We also know people who ride or work their mare with the foal at her side. Your friend might want to try that as an alternative to separation, perhaps in an enclosed area. This practice of taking a youngster out with the mare under saddle can be a nice early education for it. They can acclimate early to interacting with people and all the equestrian paraphernalia and procedures. If the mare is calm and compliant, the foal typically seems to follow her example.

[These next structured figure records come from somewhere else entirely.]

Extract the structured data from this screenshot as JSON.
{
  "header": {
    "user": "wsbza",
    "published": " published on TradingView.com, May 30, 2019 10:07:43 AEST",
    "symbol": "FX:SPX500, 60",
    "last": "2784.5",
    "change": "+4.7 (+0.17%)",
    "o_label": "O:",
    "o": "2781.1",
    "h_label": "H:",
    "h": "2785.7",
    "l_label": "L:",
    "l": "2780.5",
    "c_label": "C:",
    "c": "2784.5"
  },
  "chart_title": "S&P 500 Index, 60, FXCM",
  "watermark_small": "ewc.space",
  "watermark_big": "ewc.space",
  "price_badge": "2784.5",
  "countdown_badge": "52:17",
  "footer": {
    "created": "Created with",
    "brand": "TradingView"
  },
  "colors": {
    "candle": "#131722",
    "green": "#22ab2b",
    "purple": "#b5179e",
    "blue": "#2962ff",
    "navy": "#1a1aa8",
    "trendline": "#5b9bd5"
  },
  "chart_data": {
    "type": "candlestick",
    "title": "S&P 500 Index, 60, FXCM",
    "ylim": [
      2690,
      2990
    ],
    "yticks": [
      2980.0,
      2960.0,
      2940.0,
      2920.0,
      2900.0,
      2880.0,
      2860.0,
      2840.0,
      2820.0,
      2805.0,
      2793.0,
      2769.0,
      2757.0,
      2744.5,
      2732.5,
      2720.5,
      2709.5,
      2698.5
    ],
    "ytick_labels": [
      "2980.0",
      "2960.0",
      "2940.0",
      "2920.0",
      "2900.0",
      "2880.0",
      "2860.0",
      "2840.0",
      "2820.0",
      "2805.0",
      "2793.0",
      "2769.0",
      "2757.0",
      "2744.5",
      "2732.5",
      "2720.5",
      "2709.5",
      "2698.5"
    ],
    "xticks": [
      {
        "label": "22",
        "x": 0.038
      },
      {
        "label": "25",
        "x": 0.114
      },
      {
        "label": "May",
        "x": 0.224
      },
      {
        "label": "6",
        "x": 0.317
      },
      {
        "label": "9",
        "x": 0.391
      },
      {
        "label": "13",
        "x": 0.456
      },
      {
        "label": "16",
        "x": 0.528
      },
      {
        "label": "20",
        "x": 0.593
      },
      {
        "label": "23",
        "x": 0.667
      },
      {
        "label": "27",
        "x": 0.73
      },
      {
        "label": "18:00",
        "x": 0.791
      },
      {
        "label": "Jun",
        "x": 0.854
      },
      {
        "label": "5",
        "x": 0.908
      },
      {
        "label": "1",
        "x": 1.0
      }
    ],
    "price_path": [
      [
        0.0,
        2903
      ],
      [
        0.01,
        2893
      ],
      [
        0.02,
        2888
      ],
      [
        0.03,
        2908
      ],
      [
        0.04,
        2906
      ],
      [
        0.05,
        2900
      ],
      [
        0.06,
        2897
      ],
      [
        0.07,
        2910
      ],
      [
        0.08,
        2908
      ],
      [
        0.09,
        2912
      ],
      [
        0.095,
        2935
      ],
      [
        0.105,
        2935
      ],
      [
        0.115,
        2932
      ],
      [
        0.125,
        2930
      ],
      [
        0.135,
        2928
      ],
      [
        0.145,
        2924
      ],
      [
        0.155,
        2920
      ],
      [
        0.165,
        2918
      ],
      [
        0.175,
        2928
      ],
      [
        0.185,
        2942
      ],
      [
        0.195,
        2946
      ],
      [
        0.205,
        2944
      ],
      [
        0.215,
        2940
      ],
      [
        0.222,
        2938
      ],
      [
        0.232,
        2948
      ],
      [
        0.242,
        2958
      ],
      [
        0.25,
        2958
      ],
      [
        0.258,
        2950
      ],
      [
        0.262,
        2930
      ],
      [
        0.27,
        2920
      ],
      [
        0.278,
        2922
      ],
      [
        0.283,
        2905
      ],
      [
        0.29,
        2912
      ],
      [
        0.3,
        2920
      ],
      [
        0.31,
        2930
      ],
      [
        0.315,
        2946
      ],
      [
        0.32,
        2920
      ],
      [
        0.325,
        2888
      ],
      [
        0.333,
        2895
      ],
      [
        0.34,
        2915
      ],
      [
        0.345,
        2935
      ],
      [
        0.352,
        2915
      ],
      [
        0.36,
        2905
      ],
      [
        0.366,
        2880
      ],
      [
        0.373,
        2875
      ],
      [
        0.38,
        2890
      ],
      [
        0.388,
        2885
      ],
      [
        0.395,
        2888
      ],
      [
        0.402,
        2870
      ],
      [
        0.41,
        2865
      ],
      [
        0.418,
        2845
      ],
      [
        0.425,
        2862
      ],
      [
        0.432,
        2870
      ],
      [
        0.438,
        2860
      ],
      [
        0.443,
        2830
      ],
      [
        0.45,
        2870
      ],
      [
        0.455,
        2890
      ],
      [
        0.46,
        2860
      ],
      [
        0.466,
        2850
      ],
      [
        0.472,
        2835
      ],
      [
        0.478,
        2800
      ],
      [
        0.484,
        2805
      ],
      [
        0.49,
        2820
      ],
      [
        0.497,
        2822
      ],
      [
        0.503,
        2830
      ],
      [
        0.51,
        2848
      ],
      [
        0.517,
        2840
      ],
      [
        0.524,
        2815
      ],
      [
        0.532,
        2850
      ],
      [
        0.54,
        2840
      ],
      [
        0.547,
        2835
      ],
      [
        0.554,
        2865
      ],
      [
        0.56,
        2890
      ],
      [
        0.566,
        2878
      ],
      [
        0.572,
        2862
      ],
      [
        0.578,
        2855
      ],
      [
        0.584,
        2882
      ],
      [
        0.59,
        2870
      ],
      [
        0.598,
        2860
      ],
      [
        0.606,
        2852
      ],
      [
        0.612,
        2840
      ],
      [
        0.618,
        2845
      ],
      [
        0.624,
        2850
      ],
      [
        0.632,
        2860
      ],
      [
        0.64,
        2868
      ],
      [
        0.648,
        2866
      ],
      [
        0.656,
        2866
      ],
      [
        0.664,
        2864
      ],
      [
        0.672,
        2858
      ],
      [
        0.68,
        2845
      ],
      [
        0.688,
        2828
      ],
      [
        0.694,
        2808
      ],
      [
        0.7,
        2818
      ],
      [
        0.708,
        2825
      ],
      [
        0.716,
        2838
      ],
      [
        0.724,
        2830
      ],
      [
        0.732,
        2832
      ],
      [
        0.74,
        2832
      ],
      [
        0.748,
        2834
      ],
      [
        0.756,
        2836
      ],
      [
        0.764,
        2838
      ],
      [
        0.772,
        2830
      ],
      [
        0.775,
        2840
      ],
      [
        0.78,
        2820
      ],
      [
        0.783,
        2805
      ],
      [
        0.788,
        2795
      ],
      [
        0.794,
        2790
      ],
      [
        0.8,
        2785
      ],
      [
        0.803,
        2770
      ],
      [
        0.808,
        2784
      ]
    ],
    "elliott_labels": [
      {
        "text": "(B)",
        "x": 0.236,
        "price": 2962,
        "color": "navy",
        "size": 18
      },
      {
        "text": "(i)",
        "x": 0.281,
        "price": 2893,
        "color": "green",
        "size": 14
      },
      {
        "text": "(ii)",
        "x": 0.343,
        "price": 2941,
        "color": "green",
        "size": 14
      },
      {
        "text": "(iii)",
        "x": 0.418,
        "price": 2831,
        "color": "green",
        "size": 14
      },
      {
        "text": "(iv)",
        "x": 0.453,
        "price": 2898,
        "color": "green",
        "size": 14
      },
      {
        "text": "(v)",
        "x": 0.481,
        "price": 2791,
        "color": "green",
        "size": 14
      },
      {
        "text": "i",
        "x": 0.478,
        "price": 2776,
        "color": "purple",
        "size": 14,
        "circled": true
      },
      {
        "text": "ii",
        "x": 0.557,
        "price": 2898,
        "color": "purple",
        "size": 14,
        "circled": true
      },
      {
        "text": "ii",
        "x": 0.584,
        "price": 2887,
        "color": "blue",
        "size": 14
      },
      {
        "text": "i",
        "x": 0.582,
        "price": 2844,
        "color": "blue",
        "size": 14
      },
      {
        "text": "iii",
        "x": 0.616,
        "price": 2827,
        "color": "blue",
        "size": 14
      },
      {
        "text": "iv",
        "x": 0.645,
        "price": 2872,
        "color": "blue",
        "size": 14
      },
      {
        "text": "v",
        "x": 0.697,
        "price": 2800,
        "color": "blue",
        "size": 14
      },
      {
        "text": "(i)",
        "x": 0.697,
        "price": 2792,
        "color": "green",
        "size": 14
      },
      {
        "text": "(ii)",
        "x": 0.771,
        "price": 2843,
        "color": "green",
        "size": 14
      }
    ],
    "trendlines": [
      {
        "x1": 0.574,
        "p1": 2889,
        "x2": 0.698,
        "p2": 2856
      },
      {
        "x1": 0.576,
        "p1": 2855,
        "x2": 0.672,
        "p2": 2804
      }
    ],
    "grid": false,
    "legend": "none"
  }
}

Dr. Diehl reminded me that as with separation, "personalities" vary in regard to this practice. Some mares (and riders as well) seem more stressed and distracted with the foal at foot during work than if the foal was just left behind. Dr. Diehl's experience includes practice in central Pennsylvania with draft mares used to work the fields. She commented that most of the farmers in her practice just left the foals of draft mares behind during work, with not much apparent stress to either mare or foal. She added that she thought draft mare breeds in general were fairly calm and "sensible" in these situations, which likely contributed to the success of the practice. Dr. Sertich commented that she had seen areas in the world (Eastern Europe) where farmers often did just the opposite--they took the foals right along to work with their dams.

One last interesting thought, hopefully for the near future. There is a product now under development in France called Equine Appeasing Pheromone (Pherosynthese, Inc., pherosynthese@wanadoo.fr). It is a synthetic compound based on a pheromone secreted near the mammary gland of mammals. It purportedly has calming effects on horses of all ages, and its application will be as an aid to behavior modification for calming horses in all sorts of stressful situations. If this product does work and become widely available, facilitation of mare and foal separation would probably be a good use for it.

About the Author

Sue McDonnell, PhD, Certified AAB

Sue M. McDonnell, PhD, is a certified applied animal behaviorist and the founding head of the equine behavior program at the University of Pennsylvania's School of Veterinary Medicine. She is also the author of numerous books and articles about horse behavior and management.